Der strategische Einsatz von Versammlungsgesetzen durch Demonstrations-Veranstalter, deren Interesse an Öffentlichkeit begrenzt ist und die einige Berichterstatter:innen zum politischen Gegner zählen, dürfte also weitergehen. Nicht nur der Berliner Senat wird in Zeiten vermehrter Angriffe auf Pressevertreter:innen darüber nachdenken müssen, wie er damit umgehen will.

3 Kommentare

  1. Dann scheint mir die Vorschrift das Hauptproblem zu sein.
    Sicher kann es auch journalistische „Störer“ geben, aber „Störer“ sollten etwas anders definiert sein als per Order by Veranstalter.
    Also durch etwas, was die Personen konkret tun.

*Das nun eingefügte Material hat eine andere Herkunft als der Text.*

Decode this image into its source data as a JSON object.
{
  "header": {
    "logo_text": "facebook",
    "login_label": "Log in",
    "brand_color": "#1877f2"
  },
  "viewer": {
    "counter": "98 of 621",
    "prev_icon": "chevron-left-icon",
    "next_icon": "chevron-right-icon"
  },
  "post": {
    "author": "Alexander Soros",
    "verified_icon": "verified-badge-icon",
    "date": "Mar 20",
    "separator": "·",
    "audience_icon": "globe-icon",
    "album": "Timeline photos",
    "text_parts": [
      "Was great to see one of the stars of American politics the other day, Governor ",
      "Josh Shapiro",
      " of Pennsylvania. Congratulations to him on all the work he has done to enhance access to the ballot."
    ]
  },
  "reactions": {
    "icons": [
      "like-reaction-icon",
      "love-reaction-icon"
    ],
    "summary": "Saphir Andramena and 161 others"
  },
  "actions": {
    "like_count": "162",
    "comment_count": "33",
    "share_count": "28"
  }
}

  2. Würde Journalist:innen der (Axel-) Springer Presse rauszuwerfen zum Volksport werden, würde ich mich nicht über fehlende Pressefreiheit beklagen. Kurzum: ein persönlicher Einwurf, der – ich räume es ein – nichts mit die hier geschilderten Thematik zu tun hat.
    Vielen Dank an Andrej Reisin für die Aufschlüsselung der Hintergründe. Ich bin schon überrascht, dass es so einfach ist, Reporter von der Berichterstattung auszuschließen.

  3. Der Versuch der Polizei, das Verhalten des Beamten unter Hinweis auf die gesetzliche Regelung über den Ausschluss von Personen aus einer Versammlung zu rechtfertigen, kann – wie Prof. Härting völlig zu Recht ausgeführt hat – keinen Erfolg haben, die Rechtslage ist zudem völlig eindeutig:

    1. Nach § 3 Abs. 2 Nr. 3 VersFG Bln hat die Polizei – im Gegenteil – gerade die Aufgabe, „die freie Berichterstattung der Medien bei Versammlungen zu gewährleisten“. Das ist zugleich eine Verpflichtung aus der grundgesetzlich gewährleisteten Pressefreiheit. (Art. 5 Abs. 1 Satz 2 GG).

    2. Zugleich sind Pressevertreter*innen vor dem Hintergrund dieser Regelungen nicht als Teilnehmende an einer Veranstaltung anzusprechen, die nach § 7 Abs. 4 VersFG vom Veranstalter ausgeschlossen werden könnten. Eine Versammlung dient der Bildung oder Kundgabe einer gemeinsamen Position der Teilnehmenden (§ 2 Abs. 1 Satz 1 VersFG). An einer Versammlung nimmt daher teil, wer mit anderen zu diesen Zwecken zusammenkommt. Das trifft nicht auf Personen zu, die lediglich berichten wollen. Soweit in der – insoweit dürren – Begründung des Gesetzentwurfs zum VersFG (AGH-Drs. 18/2764, S. 31) etwas Gegenteiliges steht, ist dies vor dem Hintergrund von Wortlaut und Systematik der Regelungen des VersFG unbeachtlich.

    3. Selbst wenn man – was schwer vorstellbar ist – dies anders sehen wollte, ist der Ausschluss nach § 7 Ab. 4 VersFG davon abhängig, dass Personen, „die Ordnung der Versammlung erheblich stören“. Dieses Tatbestandsmerkmal muss objektiv vorliegen, es unterliegt nicht der Dispositionsbefugnis des Veranstalters. Die schlichte Anwesenheit eines Pressevertreters / einer Pressevertreterin reicht dafür aber natürlich nicht aus. Wer an der Anwesenheit eines Pressevertreters / einer Pressevertreterin Anstoß nimmt und darauf aggressiv reagiert, ist vielmehr selbst Urheber/in einer Störung und damit nach allgemeinen polizeirechtlichen Regeln die handlungsverantwortliche Person (sog. polizeirechtliche/r „Störer/in“), die vom Veranstalter (§ 7 Abs. 4 VersFG) oder über § 10 VerFG durch die Polizei von der Versammlung ausgeschlossen werden darf.

    Das ist – wie gesagt – von rechtlich seltener Eindeutigkeit. Es gibt bislang auch niemanden, der eine entgegenstehende Position ausdrücklich vertreten hätte. Auch die Polizei nicht. Diese sieht vielmehr nur „Unklarheiten“, die aber in Wahrheit nicht bestehen.